How to avoid warning FutureWarning: The behavior of this method will change in future versions. Use specific 'len(elem)' or 'elem is not None' test instead. if ElementTree.fromstring(output_payload): ?
This is due to nature of xml.etree that makes testing Element objects for truthiness dependent on what's inside them (so elements that have no subelements will evaluate to False). That's why they write that a specific test for truthiness is needed (if elem is not None and not if elem). They decided to change this behavior. You can suppress warnings using: with open(os.devnull, "w") as devnull: and then with contextlib.redirect_stderr(devnull): .
9

You can use python's xml.dom.minidom XML parser (which is in the standard library, but isn't as powerful as alternatives such as lxml).

Just do:

import xml.dom.minidom
xml.dom.minidom.parseString('<My><XML><String/><XML/><My/>')
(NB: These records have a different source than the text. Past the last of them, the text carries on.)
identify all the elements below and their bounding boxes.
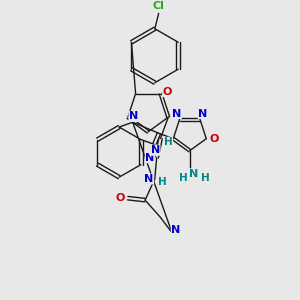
Text: N: N bbox=[172, 109, 181, 118]
Text: N: N bbox=[189, 169, 198, 179]
Text: O: O bbox=[209, 134, 219, 144]
Text: H: H bbox=[158, 177, 167, 187]
Text: H: H bbox=[201, 173, 210, 183]
Text: N: N bbox=[144, 174, 154, 184]
Text: N: N bbox=[198, 109, 208, 118]
Text: O: O bbox=[116, 193, 125, 203]
Text: O: O bbox=[163, 87, 172, 97]
Text: N: N bbox=[129, 112, 138, 122]
Text: H: H bbox=[164, 137, 172, 147]
Text: N: N bbox=[171, 225, 181, 235]
Text: H: H bbox=[178, 173, 188, 183]
Text: N: N bbox=[145, 153, 154, 163]
Text: N: N bbox=[151, 145, 160, 155]
Text: Cl: Cl bbox=[153, 1, 165, 10]
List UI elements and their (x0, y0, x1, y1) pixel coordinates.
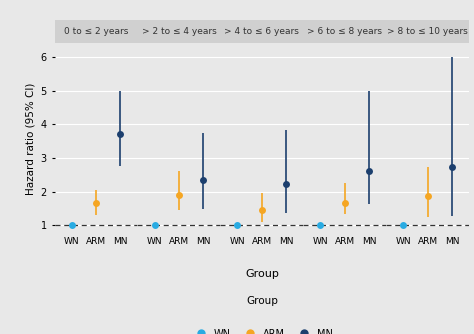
Text: Group: Group (245, 269, 279, 279)
Text: > 4 to ≤ 6 years: > 4 to ≤ 6 years (225, 27, 299, 36)
Y-axis label: Hazard ratio (95% CI): Hazard ratio (95% CI) (25, 82, 35, 195)
Text: > 2 to ≤ 4 years: > 2 to ≤ 4 years (142, 27, 216, 36)
Text: Group: Group (246, 296, 278, 306)
Text: > 8 to ≤ 10 years: > 8 to ≤ 10 years (387, 27, 468, 36)
Legend: WN, ARM, MN: WN, ARM, MN (187, 325, 337, 334)
Text: 0 to ≤ 2 years: 0 to ≤ 2 years (64, 27, 128, 36)
Text: > 6 to ≤ 8 years: > 6 to ≤ 8 years (307, 27, 383, 36)
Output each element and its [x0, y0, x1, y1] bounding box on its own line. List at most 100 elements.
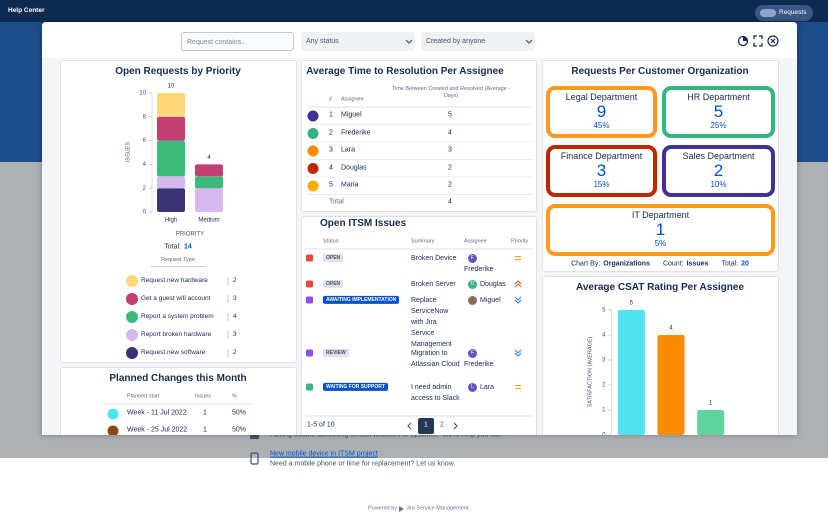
- issue-summary[interactable]: Replace ServiceNow with Jira Service Man…: [411, 297, 452, 348]
- resolution-days: 5: [448, 111, 452, 119]
- help-text: Having trouble accessing certain website…: [270, 431, 502, 439]
- planned-share: 50%: [232, 426, 247, 434]
- search-input[interactable]: Request contains...: [181, 32, 294, 51]
- tile-share: 45%: [593, 120, 610, 130]
- issue-summary[interactable]: Migration to Atlassian Cloud: [411, 350, 460, 368]
- planned-share: 50%: [232, 409, 247, 417]
- close-icon[interactable]: [767, 35, 779, 47]
- modal-header: [42, 22, 797, 58]
- request-description: Need a mobile phone or time for replacem…: [270, 460, 456, 468]
- row-index: 2: [329, 129, 333, 137]
- column-header: Time Between Created and Resolved (Avera…: [391, 86, 511, 99]
- total-label: Total: [329, 198, 344, 206]
- tile-name: Finance Department: [560, 151, 643, 162]
- requests-label: Requests: [779, 8, 807, 16]
- issue-assignee: Miguel: [464, 295, 508, 306]
- status-filter[interactable]: Any status: [301, 32, 415, 51]
- assignee-name: Douglas: [341, 164, 367, 172]
- column-header: #: [329, 96, 333, 103]
- assignee-name: Miguel: [480, 297, 501, 304]
- site-title[interactable]: Help Center: [8, 6, 45, 14]
- tile-name: Legal Department: [565, 92, 638, 103]
- issue-assignee: F Frederike: [464, 348, 508, 370]
- brand-icon: [399, 506, 404, 512]
- organization-tile: HR Department 5 25%: [662, 86, 775, 138]
- issue-assignee: F Frederike: [464, 253, 508, 275]
- tile-count: 3: [596, 161, 607, 181]
- request-link[interactable]: New mobile device in ITSM project: [270, 450, 378, 458]
- panel-csat: [542, 276, 779, 435]
- column-header: Assignee: [464, 238, 487, 245]
- footer-label: Count:: [662, 260, 684, 268]
- planned-week: Week - 25 Jul 2022: [127, 426, 188, 434]
- planned-issues: 1: [203, 426, 207, 434]
- legend-label: Request new hardware: [141, 276, 208, 284]
- avatar: D: [468, 279, 477, 289]
- legend-label: Report a system problem: [141, 312, 214, 320]
- status-lozenge: REVIEW: [323, 348, 349, 358]
- tile-count: 2: [713, 161, 724, 181]
- total-value: 4: [448, 198, 452, 206]
- organization-tile: IT Department 1 5%: [546, 204, 775, 256]
- total-label: Total:: [164, 243, 181, 251]
- total-value: 14: [183, 243, 192, 251]
- column-header: Assignee: [341, 96, 364, 103]
- row-index: 5: [329, 181, 333, 189]
- tile-name: HR Department: [687, 92, 750, 103]
- resolution-days: 3: [448, 146, 452, 154]
- issue-assignee: L Lara: [464, 382, 508, 393]
- issue-summary[interactable]: Broken Device: [411, 255, 457, 262]
- issue-summary[interactable]: Broken Server: [411, 281, 456, 288]
- organization-footer: Chart By: Organizations Count: Issues Total:…: [571, 261, 749, 270]
- legend-count: 3: [233, 294, 237, 302]
- tile-count: 5: [713, 102, 724, 122]
- avatar: [468, 295, 477, 305]
- avatar: L: [468, 382, 477, 392]
- creator-filter[interactable]: Created by anyone: [421, 32, 535, 51]
- dashboard-modal: Request contains... Any status Created b…: [42, 22, 797, 435]
- footer-value: Issues: [686, 260, 709, 268]
- assignee-name: Frederike: [341, 129, 371, 137]
- header-icons: [405, 35, 779, 47]
- chart-title: Average CSAT Rating Per Assignee: [575, 281, 745, 293]
- legend-count: 2: [233, 276, 237, 284]
- legend-count: 2: [233, 348, 237, 356]
- page-number[interactable]: 1: [424, 421, 428, 429]
- panel-title: Open ITSM Issues: [320, 217, 407, 229]
- status-lozenge: AWAITING IMPLEMENTATION: [323, 295, 400, 305]
- assignee-name: Lara: [341, 146, 356, 154]
- tile-share: 25%: [710, 120, 727, 130]
- brand: Jira Service Management: [406, 505, 469, 512]
- requests-button[interactable]: Requests: [755, 5, 813, 21]
- fullscreen-icon[interactable]: [753, 35, 763, 47]
- total-line: Total: 14: [164, 244, 192, 253]
- row-index: 4: [329, 164, 333, 172]
- planned-week: Week - 11 Jul 2022: [127, 409, 187, 417]
- footer-value: Organizations: [603, 260, 650, 268]
- legend-count: 3: [233, 330, 237, 338]
- assignee-name: Frederike: [464, 266, 494, 273]
- issue-summary[interactable]: I need admin access to Slack: [411, 384, 460, 402]
- organization-tile: Finance Department 3 15%: [546, 145, 657, 197]
- row-index: 1: [329, 111, 333, 119]
- powered-by: Powered by: [368, 505, 398, 512]
- requests-badge: [760, 9, 776, 17]
- resolution-days: 2: [448, 164, 452, 172]
- tile-share: 10%: [710, 179, 727, 189]
- legend-label: Request new software: [141, 348, 206, 356]
- planned-issues: 1: [203, 409, 207, 417]
- tile-count: 9: [596, 102, 607, 122]
- assignee-name: Douglas: [480, 281, 506, 288]
- page-number[interactable]: 2: [440, 421, 444, 429]
- resolution-days: 4: [448, 129, 452, 137]
- avatar: F: [468, 253, 477, 263]
- column-header: Priority: [511, 238, 529, 245]
- tile-share: 5%: [654, 238, 667, 248]
- tile-share: 15%: [593, 179, 610, 189]
- legend-label: Get a guest wifi account: [141, 294, 211, 302]
- pagination-range: 1-5 of 10: [307, 421, 335, 429]
- status-lozenge: OPEN: [323, 253, 344, 263]
- assignee-name: Maria: [341, 181, 359, 189]
- panel-title: Average Time to Resolution Per Assignee: [306, 65, 504, 77]
- column-header: Planned start: [127, 393, 160, 400]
You will get a xml.parsers.expat.ExpatError if the XML is invalid.

3 Comments

Minidom is no longer the prefered way of parsing MXL in standard Python (although it won't matter in this specific case, unless performance matters)
You may want to correct the XML spelling; by the way: what is the preferred way now?
@guidot jsbueno suggested the use of ElementTree in his own answer which is actually more powerful than minidom and should indeed be used! If you have access to non-standard libraries, lxml probably is the best out there!